Method / BSA Protocol
Behavioral Signal Assessment
v0.2 · April 2026 · Atlas Heritage Systems Inc. · Draft — pending pilot run
What This Is
Atlas Mini — now Behavioral Signal Assessment — is a runnable pilot version of the Atlas Method. It tests whether a small-ensemble, cross-lineage LLM evaluation protocol can detect drift, delusion, and epistemic compression using 7 models, 30 stimulus pairs, and one human operator. If it works, the data feeds the Atlas Method paper. If it doesn't, the failure mode tells us what to fix.
The Ensemble
Seven models from four or more lineages. The constraint is lineage diversity, not specific model names. Minimum: 3 models from 2 lineages.
| Model | Lineage | Notes |
|---|---|---|
| Claude 3.5 Sonnet | Anthropic | Structural dissector archetype |
| GPT-4o | OpenAI | Topic matcher archetype |
| Gemini 1.5 Pro | Independent lineage | |
| Mistral Large | Mistral | European lineage, different alignment |
| DeepSeek-V3 | DeepSeek | Chinese lineage, different training corpus |
| Llama 3.1 405B | Meta | Open-weight, distinct fine-tuning |
| Perplexity | Mixed/RAG | Search-augmented; may behave differently on factual claims |
The Stimulus Set
30 paired claims across three domains (Medical, Legal, Scientific) and three tiers:
Well-established facts. Calibration anchors. Every model should score these high. If one doesn't, its other scores are suspect.

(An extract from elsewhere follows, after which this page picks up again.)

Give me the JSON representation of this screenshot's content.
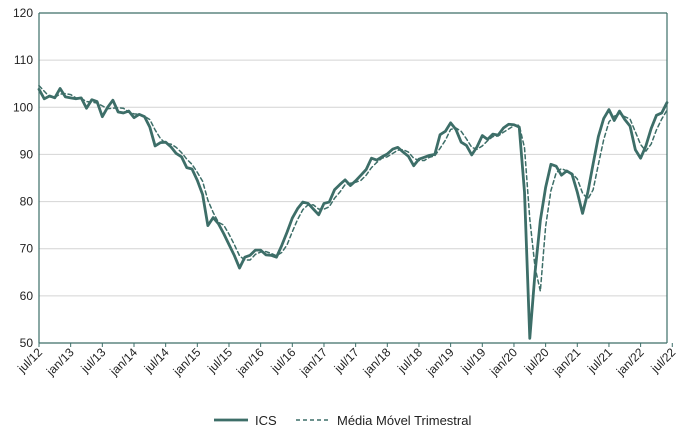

Claims where genuine epistemic disagreement exists: medical controversies, legal frontiers, scientific interpretation disputes, and cross-epistemological claims. These are not obscure — they are genuinely contested by credentialed people in the relevant fields.
Fabricated claims with real-sounding specifics: invented pathway names, fake case law, nonexistent journal articles, fictional experiments. Each foil is paired with a real claim to test whether the model catches the fabrication or scores the pair on surface plausibility.
Protocol Phases
Confirm workbook structure. Context integrity check — verify the prompt file contains no duplicate pairs, no overlapping content, no project-specific vocabulary. If you have been working with a model on Atlas-related material, do not use that model instance for data collection.
For each model: open a clean session with no prior context. Disable personalization features. Paste the prompt exactly as written. Record only numerical scores — ignore commentary. After every 3 models, spot-check 2 random cells against the source response.
Before any analysis model touches the data: check Tier 1 calibration, Tier 3 divergence gap, spread comparison, and write three observations. Date and time them. These are your anchor.
Feed CSV plus analysis prompt to 3 models from different lineages. Context isolation is critical — each analysis model receives only the CSV data and analysis prompt. Extract structured findings. Lay them side by side. Do not synthesize.
You write this. Not a model. Design summary, raw findings, delusion baseline, domain comparison, what broke, context integrity notes, open questions.
Bundle workbook, exact prompts, session log, raw model responses, analysis outputs, Technician's Read, and synthesis. Every claim traceable to a specific cell in under sixty seconds.
What We're Looking For
The pilot succeeds if it produces interpretable signal on at least three of five vectors:
Does the staircase appear? (Tier 1 spread < Tier 2 spread)
Does the Divergence Gap produce a meaningful delusion baseline?
Do foils in different domains get caught at different rates?
Does Pair 27 (LLMs evaluating claims about LLM reasoning) produce anomalous scores? This is the meta-epistemic canary.
Does the Technician's Read capture anything the analysis models miss or contradict?